De repente desato a cantar:

Megálio e cânfora da índia cinamomo e benjoim
louvai ao Senhor!
Malábatro da Pérsia mélino, cíprino
louvai ao Senhor!
Açafrão da Assíria e da Caldeia sândalo e aloés
louvai ao Senhor!

Aonde fora eu aprender aquilo?, alertado Diogo soergue-se apoiado nos cotovelos. Sem responder, continuo:

Rosas de Babilónia reseda, lírio
louvai ao Senhor!
Musgo e âmbar da Arábia mirto e cálamo
louvai ao Senhor!

A partir daqui, Diogo, rendido, passa a recitar o refrão do terceiro verso, após eu cantar a antífona dos dois primeiros:

Resinas de Sídon e Tiro incenso e mirra
louvai ao Senhor!
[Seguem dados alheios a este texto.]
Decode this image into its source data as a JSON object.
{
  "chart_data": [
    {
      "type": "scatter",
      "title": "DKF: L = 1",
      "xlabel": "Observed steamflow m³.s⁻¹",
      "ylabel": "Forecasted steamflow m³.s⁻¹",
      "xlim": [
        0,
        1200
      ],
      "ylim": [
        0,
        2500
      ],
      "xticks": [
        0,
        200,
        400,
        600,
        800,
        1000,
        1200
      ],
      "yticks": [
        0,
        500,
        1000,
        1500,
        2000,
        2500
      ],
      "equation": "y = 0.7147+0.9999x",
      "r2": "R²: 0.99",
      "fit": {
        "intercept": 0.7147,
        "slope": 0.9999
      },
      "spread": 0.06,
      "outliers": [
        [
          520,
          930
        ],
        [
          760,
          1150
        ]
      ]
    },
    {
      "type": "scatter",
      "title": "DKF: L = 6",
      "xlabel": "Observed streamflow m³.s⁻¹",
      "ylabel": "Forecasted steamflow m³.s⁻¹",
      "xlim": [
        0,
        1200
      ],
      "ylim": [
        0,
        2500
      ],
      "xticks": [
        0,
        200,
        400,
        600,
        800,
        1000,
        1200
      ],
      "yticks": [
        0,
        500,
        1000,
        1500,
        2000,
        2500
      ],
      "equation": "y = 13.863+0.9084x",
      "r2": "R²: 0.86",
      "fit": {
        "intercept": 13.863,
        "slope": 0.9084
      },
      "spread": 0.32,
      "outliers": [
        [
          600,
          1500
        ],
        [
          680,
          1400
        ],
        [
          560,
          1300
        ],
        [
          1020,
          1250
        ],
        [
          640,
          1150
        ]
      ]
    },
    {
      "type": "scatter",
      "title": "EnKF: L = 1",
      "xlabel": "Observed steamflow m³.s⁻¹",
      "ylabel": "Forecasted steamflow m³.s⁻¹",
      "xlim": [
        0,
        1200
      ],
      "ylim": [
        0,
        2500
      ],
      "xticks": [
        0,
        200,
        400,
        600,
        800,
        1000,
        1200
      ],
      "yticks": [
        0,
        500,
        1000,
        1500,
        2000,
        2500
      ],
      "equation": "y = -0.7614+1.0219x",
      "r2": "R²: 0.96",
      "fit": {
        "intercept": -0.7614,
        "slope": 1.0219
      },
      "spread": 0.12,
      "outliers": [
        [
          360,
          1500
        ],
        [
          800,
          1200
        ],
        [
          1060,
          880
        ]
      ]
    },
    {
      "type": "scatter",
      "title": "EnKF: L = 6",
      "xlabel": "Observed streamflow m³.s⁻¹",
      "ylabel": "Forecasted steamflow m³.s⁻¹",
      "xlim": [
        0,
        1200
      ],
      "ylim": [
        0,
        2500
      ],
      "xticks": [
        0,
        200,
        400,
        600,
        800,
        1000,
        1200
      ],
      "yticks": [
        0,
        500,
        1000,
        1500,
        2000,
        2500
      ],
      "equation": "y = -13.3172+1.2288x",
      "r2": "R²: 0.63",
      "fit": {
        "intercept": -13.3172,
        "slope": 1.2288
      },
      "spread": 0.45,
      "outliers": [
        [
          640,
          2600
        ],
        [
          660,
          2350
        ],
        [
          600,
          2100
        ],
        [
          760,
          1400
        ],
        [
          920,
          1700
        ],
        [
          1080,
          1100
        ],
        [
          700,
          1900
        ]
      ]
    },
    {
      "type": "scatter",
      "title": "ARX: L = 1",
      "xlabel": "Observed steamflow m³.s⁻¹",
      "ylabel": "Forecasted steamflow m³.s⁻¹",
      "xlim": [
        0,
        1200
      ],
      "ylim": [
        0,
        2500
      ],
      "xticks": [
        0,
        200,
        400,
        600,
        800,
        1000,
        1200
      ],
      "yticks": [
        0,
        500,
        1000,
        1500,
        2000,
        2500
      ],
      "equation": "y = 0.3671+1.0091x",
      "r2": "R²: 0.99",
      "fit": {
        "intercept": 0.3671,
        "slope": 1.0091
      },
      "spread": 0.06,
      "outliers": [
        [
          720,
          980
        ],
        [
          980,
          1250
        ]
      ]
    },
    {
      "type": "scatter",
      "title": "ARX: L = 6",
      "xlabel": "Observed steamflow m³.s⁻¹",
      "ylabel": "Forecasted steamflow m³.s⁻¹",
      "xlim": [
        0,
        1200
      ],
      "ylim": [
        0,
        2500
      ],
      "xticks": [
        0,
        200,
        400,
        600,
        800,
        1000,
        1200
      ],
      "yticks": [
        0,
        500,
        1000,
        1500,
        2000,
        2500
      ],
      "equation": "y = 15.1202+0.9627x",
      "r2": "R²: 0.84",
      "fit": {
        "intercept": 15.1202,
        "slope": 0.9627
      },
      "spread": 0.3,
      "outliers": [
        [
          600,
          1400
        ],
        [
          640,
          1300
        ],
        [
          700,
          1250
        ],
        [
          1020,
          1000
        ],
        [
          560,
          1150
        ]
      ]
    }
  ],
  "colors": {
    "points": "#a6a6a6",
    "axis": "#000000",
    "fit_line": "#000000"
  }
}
Ónix odorífero da judeia gálbano, estoraque
louvai ao Senhor!
Cífea do Egipto psagda, metópio
louvai ao Senhor!

Numa bouça próxima melros faziam o acompanhamento com as suas flautas e o pisco-ferreiro tinia ferrinhos.

Manjerona de Chipre mirostáfilo, bácaris
louvai ao Senhor!
Alforva da Hélade Panatenaico unguento
louvai ao Senhor!
Bálsamo de Cartago olor de mel e alcaria
louvai ao Senhor!
Briónia e ródino de Itália verbena, acácia
louvai ao Senhor!
Sandáraca da Gália exalações de lis
louvai ao Senhor!
Cravos de Espanha almíscar, espicanardo
louvai ao Senhor!

Suspendo o canto, de propósito, a espevitar Diogo. E nós?, pergunta ele. Não queres tu acabar?, desafio. Que não conhecia desses perfumes raros, como eu!, lamenta-se». In Fernando Campos, A Casa do Pó, Difel, 1986, Editora Objectiva, Alfaguara, 2012, ISBN 978-989-672-114-5.